Al-Qur’an sendiri memiliki kewibawaan yang tak tertandingi jika dibandingkan dengan kewibawaan umat manusia. Ia sama sekali tidak tunduk terhadap kekuatan yang bathil, dan sebaliknya, mampu menjadikan mereka tunduk dan menerima kepemimpinan al-Qur’an yang adil dan bijaksana. Pada akhirnya, dengan mempelajari al-Qur’an, mereka dapat menerima al-Qur’an dengan rasa cinta, kerinduan, dan kesucian.[2] Menurut penulis al-Qur’an kitab suci satu-satunya yang dibaca orang banyak orang, baik yang mengerti atau yang tidak mengerti akan maknanya, karena dari al-Qur’an terlahir banyak cabang disiplin ilmu yang bisa mendekatkan diri kita kepada Allah, maka dengan adanya makalah sederhana ini mudah-mudahan bisa lebih menambah khazanah dan wawasan kita dalam memahami isi kandungan al-Qur’an. Dalam pembuatan makalah ini juga penulis tidak mencantumkan jumlah dan bilangan ayat muhkam serta mutasyabihat menurut pendapat ulama dikarenakan kurangnya referensi yang kami miliki dan juga tidak adanya kesepakatan para ulama dalam menentukan jumlah bilangan ayat muhkam dan mutasyabihat.
A. Pengertian ayat muhkam dan mutasyabihat
Menurut etimologi muhkam artinya suatu ungkapan yang maksud dan makna lahirnya tidak mungkin diganti atau diubah (ma ahkam al-murad bih ‘an al-tabdil wa al-taghyir) adapun mutasyabih adalah ungkapan yang maksud dan maknanya samar (ma khafiya bi nafs al-lafzh).[3]
Sedangkan menurut pengertian terminology, muhkam dan mutasyabih diungkapkan para ulama, seperti: ayat-ayat muhkam adalah ayat yang maksudnya dapat diketahui secara gamblang, baik melalui takwil (metapora) atau tidak.[4] Sedangkan ayat-ayat mutasyabih adalah ayat yang maksudnya hanya dapat diketahui Allah SWT, seperti saat kedatangan hari kiamat, keluarnya Dajjal, huruf-huruf muqththa’ah.[5]
Muhkam menurut bahasa mempunyai arti yang banyak, seperti kekukuhan, keserupaan, keseksamaan dan keserupaan.

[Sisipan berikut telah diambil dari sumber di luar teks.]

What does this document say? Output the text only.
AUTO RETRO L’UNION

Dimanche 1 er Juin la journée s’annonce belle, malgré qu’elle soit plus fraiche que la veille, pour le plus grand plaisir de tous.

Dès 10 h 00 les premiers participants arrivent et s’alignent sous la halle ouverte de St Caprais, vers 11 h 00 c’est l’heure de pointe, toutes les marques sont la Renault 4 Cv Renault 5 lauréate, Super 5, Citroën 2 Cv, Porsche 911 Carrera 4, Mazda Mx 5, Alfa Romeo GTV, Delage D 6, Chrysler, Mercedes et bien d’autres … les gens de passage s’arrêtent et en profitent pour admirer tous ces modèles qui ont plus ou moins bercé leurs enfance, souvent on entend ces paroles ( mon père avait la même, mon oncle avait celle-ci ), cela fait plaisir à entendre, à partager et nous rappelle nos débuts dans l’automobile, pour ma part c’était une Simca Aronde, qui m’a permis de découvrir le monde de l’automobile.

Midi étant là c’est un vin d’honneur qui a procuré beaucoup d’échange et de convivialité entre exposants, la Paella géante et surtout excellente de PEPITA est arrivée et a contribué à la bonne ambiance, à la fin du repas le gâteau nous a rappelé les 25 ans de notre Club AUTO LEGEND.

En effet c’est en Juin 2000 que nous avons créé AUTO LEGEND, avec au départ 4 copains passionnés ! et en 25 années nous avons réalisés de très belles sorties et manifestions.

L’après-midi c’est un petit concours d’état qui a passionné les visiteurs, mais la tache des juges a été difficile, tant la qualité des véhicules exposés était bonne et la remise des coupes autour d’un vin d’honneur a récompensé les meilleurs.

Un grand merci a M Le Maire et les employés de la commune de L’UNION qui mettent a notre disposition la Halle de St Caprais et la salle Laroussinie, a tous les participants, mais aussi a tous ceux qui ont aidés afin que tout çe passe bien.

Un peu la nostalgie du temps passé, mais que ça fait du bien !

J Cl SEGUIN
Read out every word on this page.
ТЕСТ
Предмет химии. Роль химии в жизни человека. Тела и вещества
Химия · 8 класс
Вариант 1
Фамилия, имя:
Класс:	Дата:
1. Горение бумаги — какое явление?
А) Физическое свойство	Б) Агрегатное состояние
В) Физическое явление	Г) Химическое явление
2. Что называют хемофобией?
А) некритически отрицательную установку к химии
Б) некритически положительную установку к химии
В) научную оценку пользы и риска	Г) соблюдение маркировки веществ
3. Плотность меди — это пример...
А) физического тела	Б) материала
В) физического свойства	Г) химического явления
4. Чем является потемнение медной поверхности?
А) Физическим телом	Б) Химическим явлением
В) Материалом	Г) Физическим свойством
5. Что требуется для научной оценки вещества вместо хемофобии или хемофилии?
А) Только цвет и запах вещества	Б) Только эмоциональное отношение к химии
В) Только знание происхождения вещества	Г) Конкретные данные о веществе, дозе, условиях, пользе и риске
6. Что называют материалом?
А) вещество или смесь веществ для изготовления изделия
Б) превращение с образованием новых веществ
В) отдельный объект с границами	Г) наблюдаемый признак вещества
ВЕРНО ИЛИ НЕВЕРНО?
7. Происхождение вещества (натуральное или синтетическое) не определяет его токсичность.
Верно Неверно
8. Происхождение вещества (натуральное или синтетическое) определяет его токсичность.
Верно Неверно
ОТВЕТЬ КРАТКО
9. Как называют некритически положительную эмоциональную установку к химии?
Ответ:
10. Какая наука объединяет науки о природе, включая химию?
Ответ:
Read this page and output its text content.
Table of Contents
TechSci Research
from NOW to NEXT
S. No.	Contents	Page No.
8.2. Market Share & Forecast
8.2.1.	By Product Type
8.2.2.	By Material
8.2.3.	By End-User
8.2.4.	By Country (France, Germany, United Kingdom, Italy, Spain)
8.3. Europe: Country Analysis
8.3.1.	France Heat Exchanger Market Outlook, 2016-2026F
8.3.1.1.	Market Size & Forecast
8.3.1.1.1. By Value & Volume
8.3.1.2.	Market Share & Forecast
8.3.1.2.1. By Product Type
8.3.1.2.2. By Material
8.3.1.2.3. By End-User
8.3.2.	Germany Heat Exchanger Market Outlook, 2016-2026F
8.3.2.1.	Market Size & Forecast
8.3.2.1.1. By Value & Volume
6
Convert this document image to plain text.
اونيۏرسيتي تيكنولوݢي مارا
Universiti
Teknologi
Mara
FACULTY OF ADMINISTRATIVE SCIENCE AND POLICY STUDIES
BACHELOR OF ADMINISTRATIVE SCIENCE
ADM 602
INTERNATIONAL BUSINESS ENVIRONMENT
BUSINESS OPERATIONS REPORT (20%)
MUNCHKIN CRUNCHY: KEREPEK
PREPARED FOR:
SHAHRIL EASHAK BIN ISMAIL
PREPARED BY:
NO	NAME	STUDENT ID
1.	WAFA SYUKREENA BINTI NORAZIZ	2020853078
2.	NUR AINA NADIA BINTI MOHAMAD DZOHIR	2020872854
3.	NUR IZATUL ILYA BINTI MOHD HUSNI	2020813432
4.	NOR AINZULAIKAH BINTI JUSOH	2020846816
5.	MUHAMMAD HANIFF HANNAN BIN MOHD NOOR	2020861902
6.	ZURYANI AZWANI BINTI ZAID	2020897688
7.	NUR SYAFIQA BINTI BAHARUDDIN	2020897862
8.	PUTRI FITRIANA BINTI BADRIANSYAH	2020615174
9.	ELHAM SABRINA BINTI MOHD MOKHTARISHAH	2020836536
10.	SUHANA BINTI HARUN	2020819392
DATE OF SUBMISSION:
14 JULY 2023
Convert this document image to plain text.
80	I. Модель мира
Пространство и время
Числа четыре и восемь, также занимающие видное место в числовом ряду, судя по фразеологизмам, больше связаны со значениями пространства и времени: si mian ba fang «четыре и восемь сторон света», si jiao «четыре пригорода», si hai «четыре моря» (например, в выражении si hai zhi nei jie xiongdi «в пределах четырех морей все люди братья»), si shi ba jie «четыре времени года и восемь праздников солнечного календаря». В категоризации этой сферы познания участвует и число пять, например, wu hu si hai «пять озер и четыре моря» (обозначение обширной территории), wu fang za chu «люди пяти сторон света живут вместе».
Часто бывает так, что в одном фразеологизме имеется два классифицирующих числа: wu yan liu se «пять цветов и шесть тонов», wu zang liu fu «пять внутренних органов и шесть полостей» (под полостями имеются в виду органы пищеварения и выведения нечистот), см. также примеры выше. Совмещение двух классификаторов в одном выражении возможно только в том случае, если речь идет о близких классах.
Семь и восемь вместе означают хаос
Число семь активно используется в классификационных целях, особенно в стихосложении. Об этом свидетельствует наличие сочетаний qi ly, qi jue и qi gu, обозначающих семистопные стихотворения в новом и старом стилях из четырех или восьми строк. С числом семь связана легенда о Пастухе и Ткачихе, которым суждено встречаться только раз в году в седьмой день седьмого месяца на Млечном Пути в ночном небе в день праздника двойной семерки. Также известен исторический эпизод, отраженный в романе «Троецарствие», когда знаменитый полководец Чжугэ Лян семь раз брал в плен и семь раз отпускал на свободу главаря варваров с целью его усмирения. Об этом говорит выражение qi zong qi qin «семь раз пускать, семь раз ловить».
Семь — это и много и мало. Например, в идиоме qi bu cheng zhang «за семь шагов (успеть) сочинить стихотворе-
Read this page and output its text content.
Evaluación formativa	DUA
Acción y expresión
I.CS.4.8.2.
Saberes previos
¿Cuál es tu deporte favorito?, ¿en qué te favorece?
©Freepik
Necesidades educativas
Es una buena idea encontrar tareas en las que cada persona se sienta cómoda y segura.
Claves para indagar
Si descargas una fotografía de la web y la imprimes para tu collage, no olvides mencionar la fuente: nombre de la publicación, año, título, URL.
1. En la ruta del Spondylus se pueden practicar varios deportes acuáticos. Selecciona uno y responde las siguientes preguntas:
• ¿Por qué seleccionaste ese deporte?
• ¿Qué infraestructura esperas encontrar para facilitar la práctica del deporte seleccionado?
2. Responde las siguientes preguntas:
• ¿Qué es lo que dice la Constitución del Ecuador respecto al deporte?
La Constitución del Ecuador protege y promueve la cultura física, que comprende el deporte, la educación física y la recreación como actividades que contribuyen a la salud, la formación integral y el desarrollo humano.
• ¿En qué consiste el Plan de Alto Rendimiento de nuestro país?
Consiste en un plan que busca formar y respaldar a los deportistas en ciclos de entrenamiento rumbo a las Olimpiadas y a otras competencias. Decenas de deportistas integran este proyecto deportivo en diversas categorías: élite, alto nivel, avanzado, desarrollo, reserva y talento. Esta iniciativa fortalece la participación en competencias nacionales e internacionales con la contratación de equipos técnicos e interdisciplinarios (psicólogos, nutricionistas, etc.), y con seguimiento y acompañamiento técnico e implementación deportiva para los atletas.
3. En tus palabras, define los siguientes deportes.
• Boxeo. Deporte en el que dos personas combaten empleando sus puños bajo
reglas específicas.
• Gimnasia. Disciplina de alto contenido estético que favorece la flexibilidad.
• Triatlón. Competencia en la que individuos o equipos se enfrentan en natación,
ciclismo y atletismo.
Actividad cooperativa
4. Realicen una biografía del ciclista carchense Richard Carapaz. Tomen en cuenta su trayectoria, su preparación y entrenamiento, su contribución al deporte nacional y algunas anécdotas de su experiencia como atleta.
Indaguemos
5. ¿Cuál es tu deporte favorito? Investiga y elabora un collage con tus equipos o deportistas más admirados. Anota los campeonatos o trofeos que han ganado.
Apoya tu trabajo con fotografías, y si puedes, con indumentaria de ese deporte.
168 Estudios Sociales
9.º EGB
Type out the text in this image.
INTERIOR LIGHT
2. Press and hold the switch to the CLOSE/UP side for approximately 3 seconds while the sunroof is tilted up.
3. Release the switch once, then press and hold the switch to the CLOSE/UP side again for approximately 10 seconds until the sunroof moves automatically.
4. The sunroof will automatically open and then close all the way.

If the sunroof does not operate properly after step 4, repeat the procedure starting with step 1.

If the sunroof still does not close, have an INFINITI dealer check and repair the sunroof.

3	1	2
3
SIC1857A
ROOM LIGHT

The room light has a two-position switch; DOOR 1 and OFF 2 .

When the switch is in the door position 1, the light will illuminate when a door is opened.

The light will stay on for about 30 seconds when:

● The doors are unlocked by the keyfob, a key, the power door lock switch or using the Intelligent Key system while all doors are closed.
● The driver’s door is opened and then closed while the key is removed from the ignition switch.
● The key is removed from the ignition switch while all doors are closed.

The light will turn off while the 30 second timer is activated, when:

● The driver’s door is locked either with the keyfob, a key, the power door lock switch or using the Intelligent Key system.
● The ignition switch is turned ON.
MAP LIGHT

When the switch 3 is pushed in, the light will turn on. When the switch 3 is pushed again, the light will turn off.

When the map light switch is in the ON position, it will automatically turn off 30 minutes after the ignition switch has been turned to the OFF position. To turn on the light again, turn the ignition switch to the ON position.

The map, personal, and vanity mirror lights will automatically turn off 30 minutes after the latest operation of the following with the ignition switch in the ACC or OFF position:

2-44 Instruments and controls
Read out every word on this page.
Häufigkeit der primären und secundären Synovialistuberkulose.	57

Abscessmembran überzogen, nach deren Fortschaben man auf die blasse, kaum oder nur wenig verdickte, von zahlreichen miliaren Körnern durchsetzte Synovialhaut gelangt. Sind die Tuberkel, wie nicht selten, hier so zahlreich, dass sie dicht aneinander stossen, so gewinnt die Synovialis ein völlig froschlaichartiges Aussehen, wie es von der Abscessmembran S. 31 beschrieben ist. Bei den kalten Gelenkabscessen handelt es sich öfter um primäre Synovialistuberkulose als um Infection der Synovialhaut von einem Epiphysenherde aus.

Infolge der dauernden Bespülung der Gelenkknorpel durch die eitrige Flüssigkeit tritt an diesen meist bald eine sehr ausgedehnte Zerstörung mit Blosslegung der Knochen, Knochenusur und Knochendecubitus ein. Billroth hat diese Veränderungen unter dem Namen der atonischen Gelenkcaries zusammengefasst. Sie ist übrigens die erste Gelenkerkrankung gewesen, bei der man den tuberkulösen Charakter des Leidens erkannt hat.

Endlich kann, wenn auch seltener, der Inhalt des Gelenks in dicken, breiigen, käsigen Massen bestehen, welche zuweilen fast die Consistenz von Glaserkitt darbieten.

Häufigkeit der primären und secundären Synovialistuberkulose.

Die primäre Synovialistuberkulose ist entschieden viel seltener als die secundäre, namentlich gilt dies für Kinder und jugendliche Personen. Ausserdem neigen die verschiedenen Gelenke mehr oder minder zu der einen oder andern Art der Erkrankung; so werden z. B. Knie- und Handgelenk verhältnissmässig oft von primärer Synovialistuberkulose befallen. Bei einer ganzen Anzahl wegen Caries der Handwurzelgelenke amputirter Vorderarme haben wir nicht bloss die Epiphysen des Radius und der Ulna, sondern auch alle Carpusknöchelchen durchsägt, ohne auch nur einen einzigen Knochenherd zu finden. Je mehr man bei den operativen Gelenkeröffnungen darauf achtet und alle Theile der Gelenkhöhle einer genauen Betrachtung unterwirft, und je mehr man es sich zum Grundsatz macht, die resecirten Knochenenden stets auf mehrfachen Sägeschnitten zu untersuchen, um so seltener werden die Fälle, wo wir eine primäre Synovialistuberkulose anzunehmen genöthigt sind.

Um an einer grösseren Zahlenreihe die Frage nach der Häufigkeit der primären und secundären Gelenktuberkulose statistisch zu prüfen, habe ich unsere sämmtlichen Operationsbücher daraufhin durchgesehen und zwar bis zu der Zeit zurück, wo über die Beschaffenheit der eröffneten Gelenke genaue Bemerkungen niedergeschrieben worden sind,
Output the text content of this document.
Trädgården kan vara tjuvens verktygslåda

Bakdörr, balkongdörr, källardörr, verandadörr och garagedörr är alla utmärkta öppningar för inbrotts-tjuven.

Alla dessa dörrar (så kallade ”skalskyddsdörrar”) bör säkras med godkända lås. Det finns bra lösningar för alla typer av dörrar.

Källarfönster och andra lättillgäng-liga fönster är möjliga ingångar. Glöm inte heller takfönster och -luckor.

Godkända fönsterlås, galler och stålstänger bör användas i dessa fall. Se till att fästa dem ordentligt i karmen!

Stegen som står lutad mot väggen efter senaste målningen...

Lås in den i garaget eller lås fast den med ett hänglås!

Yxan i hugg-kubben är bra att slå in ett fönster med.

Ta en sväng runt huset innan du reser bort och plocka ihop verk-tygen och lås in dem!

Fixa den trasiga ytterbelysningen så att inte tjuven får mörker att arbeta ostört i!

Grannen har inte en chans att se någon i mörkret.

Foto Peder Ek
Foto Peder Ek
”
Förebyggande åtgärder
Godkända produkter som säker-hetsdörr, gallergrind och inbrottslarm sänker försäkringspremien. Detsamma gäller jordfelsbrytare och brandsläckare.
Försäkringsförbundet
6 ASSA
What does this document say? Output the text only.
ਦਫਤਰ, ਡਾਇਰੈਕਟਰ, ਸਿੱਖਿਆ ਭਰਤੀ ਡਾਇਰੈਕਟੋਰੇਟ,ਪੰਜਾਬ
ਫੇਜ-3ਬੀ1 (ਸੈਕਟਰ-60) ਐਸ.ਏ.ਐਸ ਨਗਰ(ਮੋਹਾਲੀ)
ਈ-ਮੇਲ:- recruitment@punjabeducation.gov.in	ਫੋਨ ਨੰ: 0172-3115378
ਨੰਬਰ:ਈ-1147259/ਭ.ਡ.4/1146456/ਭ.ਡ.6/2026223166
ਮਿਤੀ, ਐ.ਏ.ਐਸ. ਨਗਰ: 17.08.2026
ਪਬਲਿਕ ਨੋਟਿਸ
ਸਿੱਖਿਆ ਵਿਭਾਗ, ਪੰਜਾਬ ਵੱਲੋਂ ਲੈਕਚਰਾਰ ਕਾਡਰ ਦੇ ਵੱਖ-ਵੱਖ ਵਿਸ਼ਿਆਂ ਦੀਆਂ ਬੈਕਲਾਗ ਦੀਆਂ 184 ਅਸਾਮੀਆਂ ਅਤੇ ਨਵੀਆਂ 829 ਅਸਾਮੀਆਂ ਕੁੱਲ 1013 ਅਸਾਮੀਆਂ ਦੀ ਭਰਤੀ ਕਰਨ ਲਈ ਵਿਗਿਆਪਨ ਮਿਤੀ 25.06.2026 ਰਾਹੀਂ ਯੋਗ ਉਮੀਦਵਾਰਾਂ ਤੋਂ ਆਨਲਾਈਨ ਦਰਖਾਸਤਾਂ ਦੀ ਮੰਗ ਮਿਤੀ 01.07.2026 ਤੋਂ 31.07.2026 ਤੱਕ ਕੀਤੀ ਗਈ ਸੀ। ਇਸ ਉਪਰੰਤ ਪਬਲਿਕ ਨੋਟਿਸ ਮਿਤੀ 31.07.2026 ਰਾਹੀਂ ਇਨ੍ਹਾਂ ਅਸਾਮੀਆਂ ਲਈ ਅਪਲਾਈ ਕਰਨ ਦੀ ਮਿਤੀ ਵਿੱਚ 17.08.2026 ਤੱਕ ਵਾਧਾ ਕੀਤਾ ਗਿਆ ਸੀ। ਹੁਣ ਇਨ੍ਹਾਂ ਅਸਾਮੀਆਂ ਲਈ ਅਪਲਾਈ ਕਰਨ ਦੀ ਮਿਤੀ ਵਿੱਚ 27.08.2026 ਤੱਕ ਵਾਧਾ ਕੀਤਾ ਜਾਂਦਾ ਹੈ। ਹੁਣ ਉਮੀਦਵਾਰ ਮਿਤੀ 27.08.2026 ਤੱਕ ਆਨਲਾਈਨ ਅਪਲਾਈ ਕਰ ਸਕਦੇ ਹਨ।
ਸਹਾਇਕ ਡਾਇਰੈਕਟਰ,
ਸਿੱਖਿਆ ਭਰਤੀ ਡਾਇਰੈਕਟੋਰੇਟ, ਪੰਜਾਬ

Namun, meskipun demikian dapat dikembalikan kepada satu arti saja, yaitu alman’u (pencegahan). Adapun mutasyabihat menurut pengertian bahasa biasanya dipergunakan untuk sesuatu yang menunjukan kepada kesamaan di dalam keserupaan dan keraguan yang pada galibnya membawa kepada kesamaran,[6]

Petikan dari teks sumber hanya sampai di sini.